At St. Patrick's Catholic Church in Oakland, Calif., Spanish-language Masses are far more popular than English-language Masses.
"[When]
I say English Mass on Saturday nights, [the pews] are practically
empty," says Monsignor Antonio Valdivia. "Then I say a Spanish Mass, be
it Saturday night or
Sunday morning, and they're filled to bursting, and you see complete
families."
The
shift in the geographic center of Catholicism from the Northeast and
Midwest to the South and West is presenting a challenge to the church,
says Smith of the Pew Research
Center.
"This
has real repercussions, in terms of trying to find a match between
where the resources are, where the parishes are, where the priests are,
where the schools are,
and where the people are," he says.
If
that problem can be solved, however, immigrants can revitalize Catholic
congregations. St. Helena in Philadelphia, for instance, counts about
200 Vietnamese families
among its congregation. Longtime parishioners there say that as they
get to know the immigrant newcomers, they appreciate what they bring to
the community.
"The
warmth of the Spanish people to me is so heartfelt," says Mary Black,
the longtime parishioner. "The devoutness of the Vietnamese always
inspires me. The folks that
come from Africa with their dress, Indians who come in saris — it's an
amazing experience."
In
this photo from April 3, Good Friday, a Vietnamese-American woman at
St. Helena Church in Philadelphia sings while holding a program printed
in Vietnamese.
Her friend Anita Repsch, a St. Helena member for 58 years, says she often attends Mass with her immigrant friends.
"We
go to Mass that's Spanish or Vietnamese, and because our Mass is so
structured, we can follow it and know what's happening.
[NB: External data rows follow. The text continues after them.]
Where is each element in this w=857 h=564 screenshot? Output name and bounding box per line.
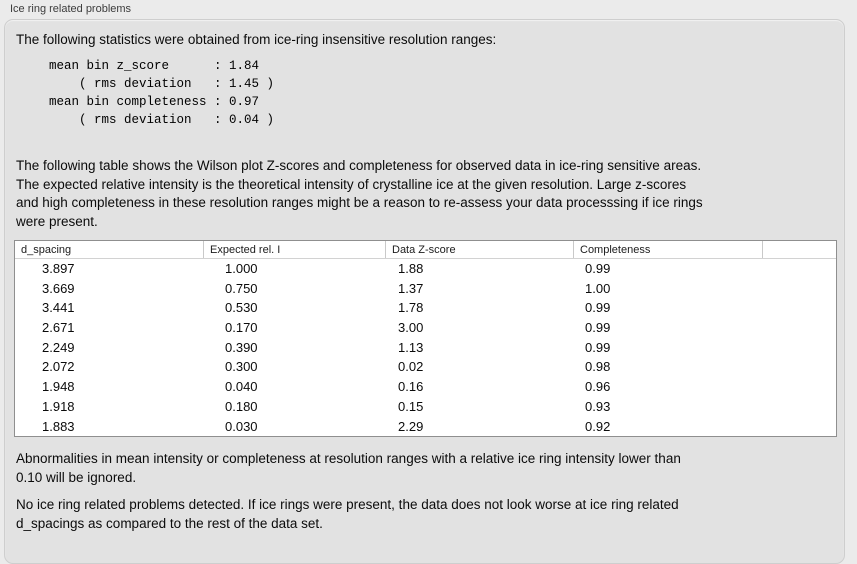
table-row[interactable]: 1.918 0.180 0.15 0.93 [15,396,836,417]
cell-data-z-score: 2.29 [398,418,424,434]
cell-completeness: 0.99 [585,320,611,336]
cell-completeness: 0.99 [585,300,611,316]
cell-d-spacing: 2.671 [42,320,75,336]
cell-d-spacing: 1.918 [42,398,75,414]
cell-d-spacing: 1.948 [42,379,75,395]
cell-data-z-score: 0.15 [398,398,424,414]
cell-expected-rel-i: 0.530 [225,300,258,316]
cell-d-spacing: 3.897 [42,261,75,276]
table-intro-text: The following table shows the Wilson plo… [16,158,703,229]
cell-completeness: 0.99 [585,261,611,276]
cell-data-z-score: 1.37 [398,280,424,296]
column-header-expected-rel-i[interactable]: Expected rel. I [204,241,386,258]
table-header-row: d_spacing Expected rel. I Data Z-score C… [15,241,836,259]
cell-d-spacing: 1.883 [42,418,75,434]
cell-data-z-score: 0.02 [398,359,424,375]
table-row[interactable]: 2.249 0.390 1.13 0.99 [15,337,836,358]
cell-data-z-score: 0.16 [398,379,424,395]
cell-data-z-score: 1.78 [398,300,424,316]
column-header-d-spacing[interactable]: d_spacing [15,241,204,258]
cell-completeness: 0.96 [585,379,611,395]
column-header-blank [763,241,836,258]
table-row[interactable]: 3.669 0.750 1.37 1.00 [15,278,836,299]
column-header-completeness[interactable]: Completeness [574,241,763,258]
cell-expected-rel-i: 0.170 [225,320,258,336]
cell-completeness: 0.98 [585,359,611,375]
cell-data-z-score: 1.88 [398,261,424,276]
cell-completeness: 0.99 [585,339,611,355]
cell-expected-rel-i: 0.040 [225,379,258,395]
table-row[interactable]: 1.948 0.040 0.16 0.96 [15,377,836,397]
cell-expected-rel-i: 1.000 [225,261,258,276]
column-header-data-z-score[interactable]: Data Z-score [386,241,574,258]
table-row[interactable]: 2.671 0.170 3.00 0.99 [15,318,836,338]
cell-expected-rel-i: 0.750 [225,280,258,296]
cell-expected-rel-i: 0.300 [225,359,258,375]
cell-expected-rel-i: 0.390 [225,339,258,355]
table-row[interactable]: 2.072 0.300 0.02 0.98 [15,357,836,378]
cell-completeness: 0.93 [585,398,611,414]
panel-title: Ice ring related problems [10,3,132,15]
cell-d-spacing: 2.072 [42,359,75,375]
ice-ring-table: d_spacing Expected rel. I Data Z-score C… [14,240,837,438]
ignore-note-text: Abnormalities in mean intensity or compl… [16,451,681,485]
cell-data-z-score: 1.13 [398,339,424,355]
table-row[interactable]: 1.883 0.030 2.29 0.92 [15,416,836,437]
cell-expected-rel-i: 0.030 [225,418,258,434]
table-row[interactable]: 3.441 0.530 1.78 0.99 [15,298,836,319]
conclusion-text: No ice ring related problems detected. I… [16,497,679,531]
cell-expected-rel-i: 0.180 [225,398,258,414]
cell-completeness: 0.92 [585,418,611,434]
cell-completeness: 1.00 [585,280,611,296]
cell-d-spacing: 2.249 [42,339,75,355]
table-row[interactable]: 3.897 1.000 1.88 0.99 [15,259,836,279]
stats-intro-text: The following statistics were obtained f… [16,32,497,47]
stats-monospace-block: mean bin z_score : 1.84 ( rms deviation … [49,59,275,127]
cell-data-z-score: 3.00 [398,320,424,336]
cell-d-spacing: 3.441 [42,300,75,316]
cell-d-spacing: 3.669 [42,280,75,296]
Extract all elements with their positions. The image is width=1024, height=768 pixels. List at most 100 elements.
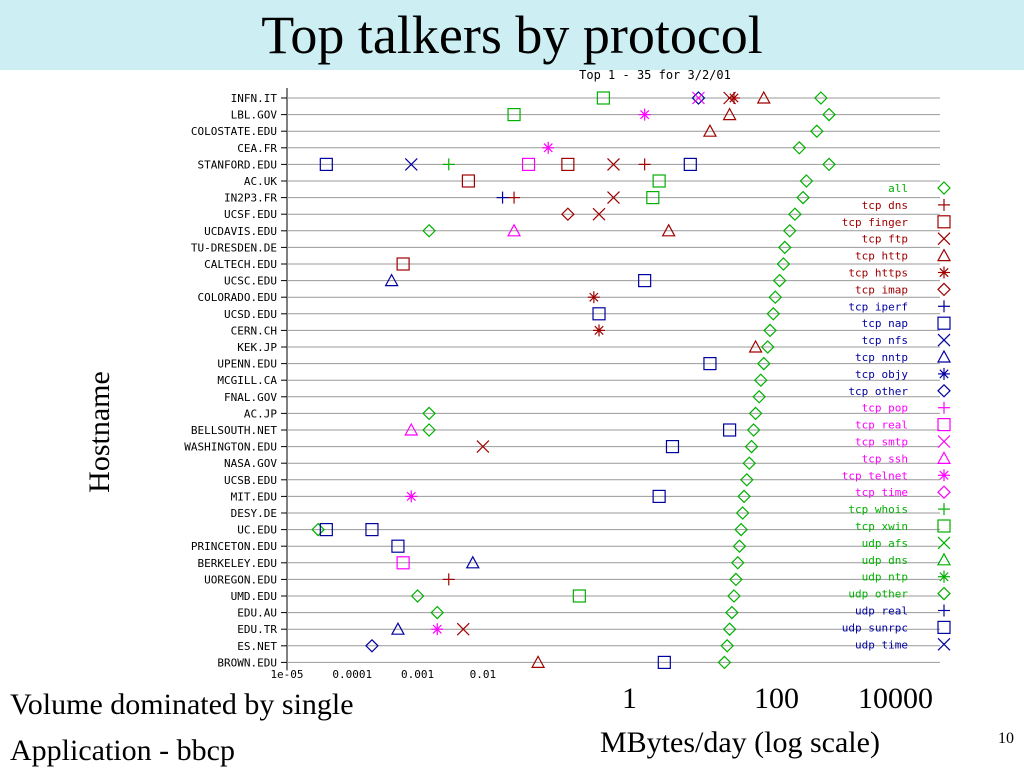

It doesn't have
to be in our language,"
71-year-old Repsch says. "Basically we can pray together, no matter
what language we use."
As
the first prelate from Latin America, Pope Francis is promoting such
cross-cultural tolerance, and 84-year-old sociologist William D'Antonio,
himself a practicing Catholic,
says he's encouraged by the changes in his church.
"We could be a model for the world of how Catholics from all over know how to live together," he says.